I lived in upstate NY for the first few decades of my life. Our county judge bragged about how few carry permits he "allowed" to be sent out. I had submitted my own permit to the same judge several months before I made the decision to move out of state. My parents forwarded my rejection letter stating I did not have a plausible "need" to be armed. That letter came 9 months after I left.
 
1. Best case. SC rules that Heller gives a clear and obvious precedent that non-Prohibited Persons are free to keep & Bear arms in common use for their defense and others'. That only within one's dwelling is not "bearing." That McDonald extends that protection to every State and polity in the Nation.
So, any State that requires Permit for any carry must do so on a Shall Issue basis. That there can be no onerous requirements to show 'just cause' requiring subjective judgement for issue.

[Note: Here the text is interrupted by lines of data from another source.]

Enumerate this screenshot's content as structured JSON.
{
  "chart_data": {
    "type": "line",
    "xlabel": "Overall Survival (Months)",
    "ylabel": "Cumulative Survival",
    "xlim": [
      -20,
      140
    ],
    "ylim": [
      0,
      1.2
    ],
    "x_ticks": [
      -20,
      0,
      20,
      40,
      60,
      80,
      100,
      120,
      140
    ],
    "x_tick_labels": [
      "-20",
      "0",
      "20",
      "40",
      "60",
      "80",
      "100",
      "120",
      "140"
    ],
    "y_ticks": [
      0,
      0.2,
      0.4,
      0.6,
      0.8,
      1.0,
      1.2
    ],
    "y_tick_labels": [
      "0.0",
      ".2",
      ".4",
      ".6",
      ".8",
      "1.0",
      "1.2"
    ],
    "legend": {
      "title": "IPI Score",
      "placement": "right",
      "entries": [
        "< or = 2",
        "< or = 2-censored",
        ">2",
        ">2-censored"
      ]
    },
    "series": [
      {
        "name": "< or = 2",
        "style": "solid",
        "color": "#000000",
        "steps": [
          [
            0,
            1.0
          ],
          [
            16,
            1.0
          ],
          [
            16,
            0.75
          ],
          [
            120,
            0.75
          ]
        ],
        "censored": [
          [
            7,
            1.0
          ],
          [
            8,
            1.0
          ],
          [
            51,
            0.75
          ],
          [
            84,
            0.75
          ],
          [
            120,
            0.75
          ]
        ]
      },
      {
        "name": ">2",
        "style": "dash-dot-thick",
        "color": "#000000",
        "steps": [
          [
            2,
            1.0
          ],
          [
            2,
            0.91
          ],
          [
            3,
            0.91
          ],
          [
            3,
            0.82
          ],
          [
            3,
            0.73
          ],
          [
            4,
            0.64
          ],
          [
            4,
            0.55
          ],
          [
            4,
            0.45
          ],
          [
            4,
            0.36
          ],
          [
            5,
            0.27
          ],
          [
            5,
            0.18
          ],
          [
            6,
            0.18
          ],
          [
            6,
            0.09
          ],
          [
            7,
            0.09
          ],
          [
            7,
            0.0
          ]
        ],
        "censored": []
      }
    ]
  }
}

I think that that, indeed, is the most likely result. However, that won't stop states from moving from subjective requirements to objective ones. (For example, training requirements, age, liability insurance, etc. -- things that don't preclude a carry permit, but make getting one very difficult.) To prevent this sort of sidestepping, the Court would have to get ahead of itself -- to go beyond the facts of the case before it -- something that it doesn't usually do. Then we're left with re-litigating the issue every time a state amends its laws.
 
When the NFA was being debated, some of the legislators wanted to ban machine guns but felt it would be unconstitutional. Therefore, they came up with the $200 (a large amount of money at the time) tax stamp to achieve the same end, for the most part. If they are forced into a shall issue system, I could see NY taking the same tack by raising the CCW fee to 5 or 10 grand.
 
I am not a lawyer, so take this for what it's worth. I read somewhere (can't find it yet) that the Supreme Court rephrased the case to indicate that the harm had been done, and they were going to judge the merits of the case on that basis. That is, they were preemptively taking away New York State's ability to moot the case. Since the harm has taken place, NYS can't moot it by changing the law.